The regulatory potential and accessibility of the putative promoter CpG island sequence within which rs2272804 resides is supported by published epigenomic and ATAC-seq (assay for transposase-accessible chromatin using sequencing) data from human ovaries^35,36^ (Fig. 3d). We further noted that the SNP lies within a predicted binding motif of ATF1—a transcription factor expressed in female germ cells^37^ and inferred previously to regulate paralogue SMC1A based on chromatin immunoprecipitation sequencing data^38^. Binding of ATF1 to the SNP-encompassing locus is also supported by high-confidence chromatin immunoprecipitation sequencing peaks in induced pluripotent stem cells (WTC11) assayed by the ENCODE Project^38^. By performing an electrophoretic mobility shift assay, we found that a DNA construct containing the alternative allele of rs2272804 had more than threefold lower binding affinity (dissociation constant, KD) for purified human ATF1 in vitro than a construct containing the reference allele (Student’s t-test, mean reference KD = 56.62 nM ± 4.65 s.d., mean variant KD = 173.39 nM ± 15.24 s.d., P = 2.60 × 10^−4^), consistent with the observed eQTL effect (Extended Data Fig. 9).
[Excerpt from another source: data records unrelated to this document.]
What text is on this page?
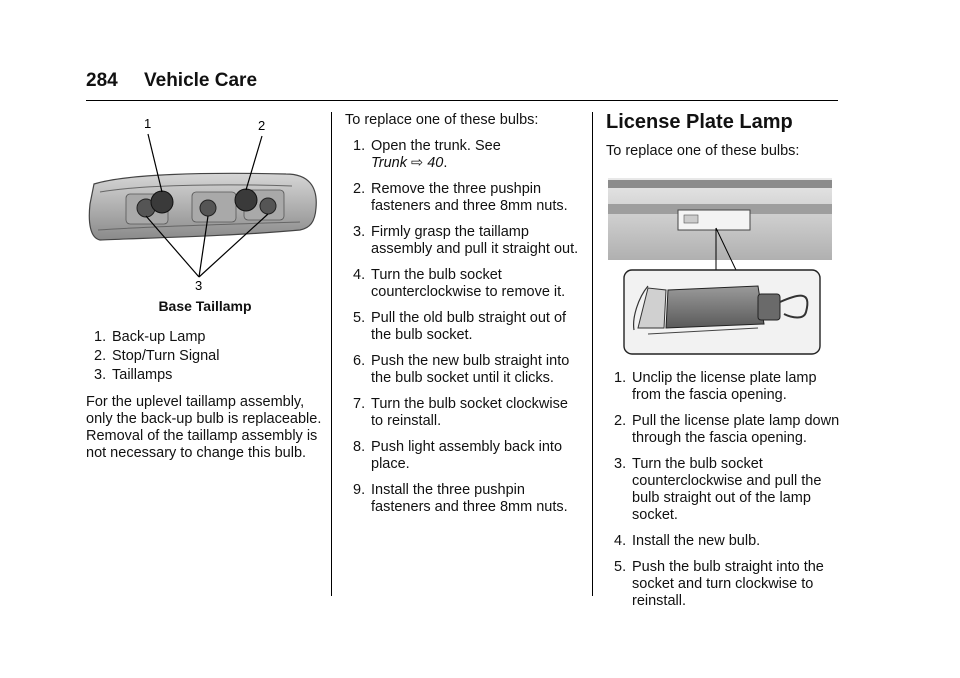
284 Vehicle Care
1	2
3
Base Taillamp
1. Back-up Lamp
2. Stop/Turn Signal
3. Taillamps

For the uplevel taillamp assembly, only the back-up bulb is replaceable. Removal of the taillamp assembly is not necessary to change this bulb.

To replace one of these bulbs:

1. Open the trunk. See
Trunk ⇨ 40.
2. Remove the three pushpin fasteners and three 8mm nuts.
3. Firmly grasp the taillamp assembly and pull it straight out.
4. Turn the bulb socket counterclockwise to remove it.
5. Pull the old bulb straight out of the bulb socket.
6. Push the new bulb straight into the bulb socket until it clicks.
7. Turn the bulb socket clockwise to reinstall.
8. Push light assembly back into place.
9. Install the three pushpin fasteners and three 8mm nuts.
License Plate Lamp

To replace one of these bulbs:

1. Unclip the license plate lamp from the fascia opening.
2. Pull the license plate lamp down through the fascia opening.
3. Turn the bulb socket counterclockwise and pull the bulb straight out of the lamp socket.
4. Install the new bulb.
5. Push the bulb straight into the socket and turn clockwise to reinstall.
Taken together, these results suggest a potential non-coding regulatory mechanism underlying the observed genetic association with maternal meiotic aneuploidy.
TWAS reveals new links to meiosis genes
Motivated by our observations at SMC1B, we next sought to examine whether other cis-regulatory effects on expression could influence aneuploidy risk. We therefore used TWAS to test whether predicted gene expression across tissues is associated with incidence of aneuploidy (Supplementary Methods). Across 16,685 protein-coding genes, we identified two hits achieving transcriptome-wide significance (P < 3 × 10^−6^; Extended Data Fig. 10). Although led by adjacent gene RIBC2 (P = 2.19 × 10^−7^), the peak on Chr. 22 includes SMC1B (P = 7.63 × 10^−6^), replicating our findings from GWAS and downstream functional dissection. We hypothesize that RIBC2 represents a secondary, noncausal association, whereby the same haplotype (and potentially the same causal variant^39^) co-regulates expression of both genes, driving their correlation (Supplementary Fig. 7). The second peak lies on Chr. 14 and is led by C14orf39 (P = 1.65 × 10^−7^), which encodes a component of the synaptonemal complex, which mediates synapsis, recombination and segregation of homologous chromosomes during meiosis^27^. Previous studies have linked rare C14orf39 variants to human infertility^40,41^ and demonstrated associations between common C14orf39 variants and recombination phenotypes^14,25^. Our results connect these findings and show that both rare and common variation influencing female fertility phenotypes can converge on the same meiosis-related genes. Although not achieving transcriptome-wide significance, a third peak, on Chr. 12, includes NCAPD2 (P = 2.16 × 10^−5^), which encodes a regulatory subunit of the condensin I complex, involved in chromosome condensation during both meiotic and mitotic prophase^42^. Together, our findings highlight the role of common non-coding cis-regulatory variation influencing expression of meiosis-related genes in modulating risk of maternal meiotic aneuploidy (Extended Data Fig. 10).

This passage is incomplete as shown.